Groq introduces automatic prompt caching for cost reduction
Groq's automatic prompt caching for the gpt-oss-120b model delivers immediate value with 50% cost savings and reduced latency. The beauty of this implementation is that it requires no code changes, automatically optimising prompt reuse without manual configuration. For teams running high-volume inference workloads, this could represent significant operational savings. The automatic nature removes the complexity typically associated with caching strategies, making optimisation accessible to smaller teams.
Vertex AI resolves critical streaming response misrouting
Google has resolved a concerning issue where streaming responses from third-party models via Vertex AI were being misrouted between recipients. Whilst Google's own models were unaffected, this highlights potential vulnerabilities in how multi-tenant API platforms handle diverse model integrations. The incident underscores the importance of thorough testing when using third-party models through platform providers, particularly for applications handling sensitive data.
Weaviate v1.34.0 introduces server-side dynamic batching
Weaviate's latest release candidate brings server-side dynamic batching and flat index RQ quantisation, representing significant performance improvements for query workloads. The server-side batching optimisation should improve throughput for applications with variable query patterns, whilst the quantisation enhancements reduce memory requirements without sacrificing accuracy. Teams running large-scale vector search applications should test these capabilities in development environments.
Colab Enterprise adds interactive visualisation cells
Google's addition of interactive visualisation cells to Colab Enterprise eliminates the need to export data to external tools for chart creation and editing. This streamlines the data analysis workflow for teams already using Colab Enterprise, reducing context switching and improving productivity. The feature represents Google's continued investment in making Colab Enterprise a comprehensive data science platform rather than just a notebook environment.
Quick Hits
- OpenSearch 3.3.1 patches critical timestamp upgrade bugs and core update issues
- Llama Stack APIs restructured with stable OpenAI-compatible endpoints and clearer versioning
- Replicate Python SDK enters public beta with full HTTP API support
- ChatGPT adds company knowledge integration from Slack, Drive, and GitHub
- Elasticsearch releases maintenance updates across versions 8.19.6, 9.1.6, and 9.2.0
- Weaviate ships stability improvements in v1.33.2 and v1.32.14
The Week Ahead
The instruction-following crisis in large reasoning models will likely prompt responses from other providers as teams reassess their deployment strategies. Watch for Google's Vertex AI migration communications as the 30 June 2026 deadline approaches, organisations will need concrete migration paths and timelines.

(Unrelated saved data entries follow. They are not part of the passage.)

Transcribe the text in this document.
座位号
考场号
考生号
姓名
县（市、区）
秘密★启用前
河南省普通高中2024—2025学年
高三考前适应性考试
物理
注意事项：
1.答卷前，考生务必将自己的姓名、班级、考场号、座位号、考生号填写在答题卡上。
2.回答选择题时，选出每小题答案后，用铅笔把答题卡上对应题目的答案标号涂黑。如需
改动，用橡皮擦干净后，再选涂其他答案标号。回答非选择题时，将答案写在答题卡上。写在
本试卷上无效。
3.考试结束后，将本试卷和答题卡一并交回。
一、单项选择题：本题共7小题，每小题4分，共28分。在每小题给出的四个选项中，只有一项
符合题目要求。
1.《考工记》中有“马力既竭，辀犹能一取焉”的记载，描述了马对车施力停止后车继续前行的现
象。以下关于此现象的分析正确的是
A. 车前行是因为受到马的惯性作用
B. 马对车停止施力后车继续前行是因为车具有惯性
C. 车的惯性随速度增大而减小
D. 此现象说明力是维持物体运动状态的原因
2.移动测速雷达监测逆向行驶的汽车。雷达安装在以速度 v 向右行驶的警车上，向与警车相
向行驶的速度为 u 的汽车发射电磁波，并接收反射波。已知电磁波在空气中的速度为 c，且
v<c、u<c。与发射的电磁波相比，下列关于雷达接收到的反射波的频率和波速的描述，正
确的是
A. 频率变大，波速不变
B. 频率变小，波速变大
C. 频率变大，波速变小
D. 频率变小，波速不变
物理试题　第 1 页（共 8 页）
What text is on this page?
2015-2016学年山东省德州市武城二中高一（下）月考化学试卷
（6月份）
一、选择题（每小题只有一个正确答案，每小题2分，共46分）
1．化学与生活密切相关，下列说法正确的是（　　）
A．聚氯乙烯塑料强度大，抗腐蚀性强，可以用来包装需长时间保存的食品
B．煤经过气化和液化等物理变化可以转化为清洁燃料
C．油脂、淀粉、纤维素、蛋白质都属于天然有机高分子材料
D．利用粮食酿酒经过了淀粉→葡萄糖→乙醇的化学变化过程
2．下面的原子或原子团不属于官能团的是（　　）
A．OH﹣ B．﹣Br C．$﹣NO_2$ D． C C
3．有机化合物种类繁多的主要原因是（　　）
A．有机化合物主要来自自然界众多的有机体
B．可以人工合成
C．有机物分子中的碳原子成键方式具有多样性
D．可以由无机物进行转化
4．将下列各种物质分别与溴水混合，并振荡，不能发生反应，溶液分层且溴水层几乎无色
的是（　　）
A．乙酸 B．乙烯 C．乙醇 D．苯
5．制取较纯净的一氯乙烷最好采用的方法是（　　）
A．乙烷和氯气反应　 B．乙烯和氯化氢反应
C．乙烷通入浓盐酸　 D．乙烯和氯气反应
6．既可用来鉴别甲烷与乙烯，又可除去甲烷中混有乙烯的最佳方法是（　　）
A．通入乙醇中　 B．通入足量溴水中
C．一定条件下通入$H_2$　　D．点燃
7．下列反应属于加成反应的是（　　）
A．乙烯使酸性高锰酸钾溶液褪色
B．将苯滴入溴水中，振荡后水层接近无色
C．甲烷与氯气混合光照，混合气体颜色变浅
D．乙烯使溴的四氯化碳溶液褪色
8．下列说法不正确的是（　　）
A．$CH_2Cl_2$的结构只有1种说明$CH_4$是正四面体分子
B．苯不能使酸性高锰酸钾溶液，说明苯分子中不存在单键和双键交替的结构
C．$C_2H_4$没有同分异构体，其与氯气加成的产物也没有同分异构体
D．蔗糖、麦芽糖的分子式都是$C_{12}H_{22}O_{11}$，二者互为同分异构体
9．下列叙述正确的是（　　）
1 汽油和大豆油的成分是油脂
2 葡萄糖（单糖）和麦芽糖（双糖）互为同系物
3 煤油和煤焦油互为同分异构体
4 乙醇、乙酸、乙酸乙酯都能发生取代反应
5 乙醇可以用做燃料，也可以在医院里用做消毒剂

Together AI's unified multimodal platform launch will face its first real-world stress tests as developers begin integrating the new video generation capabilities. The success of this consolidation play could influence how other providers structure their multimodal offerings.
With OpenAI's browser launch and ChatGPT's knowledge integration features, expect competitive responses from other providers looking to expand beyond pure API services into more integrated user experiences.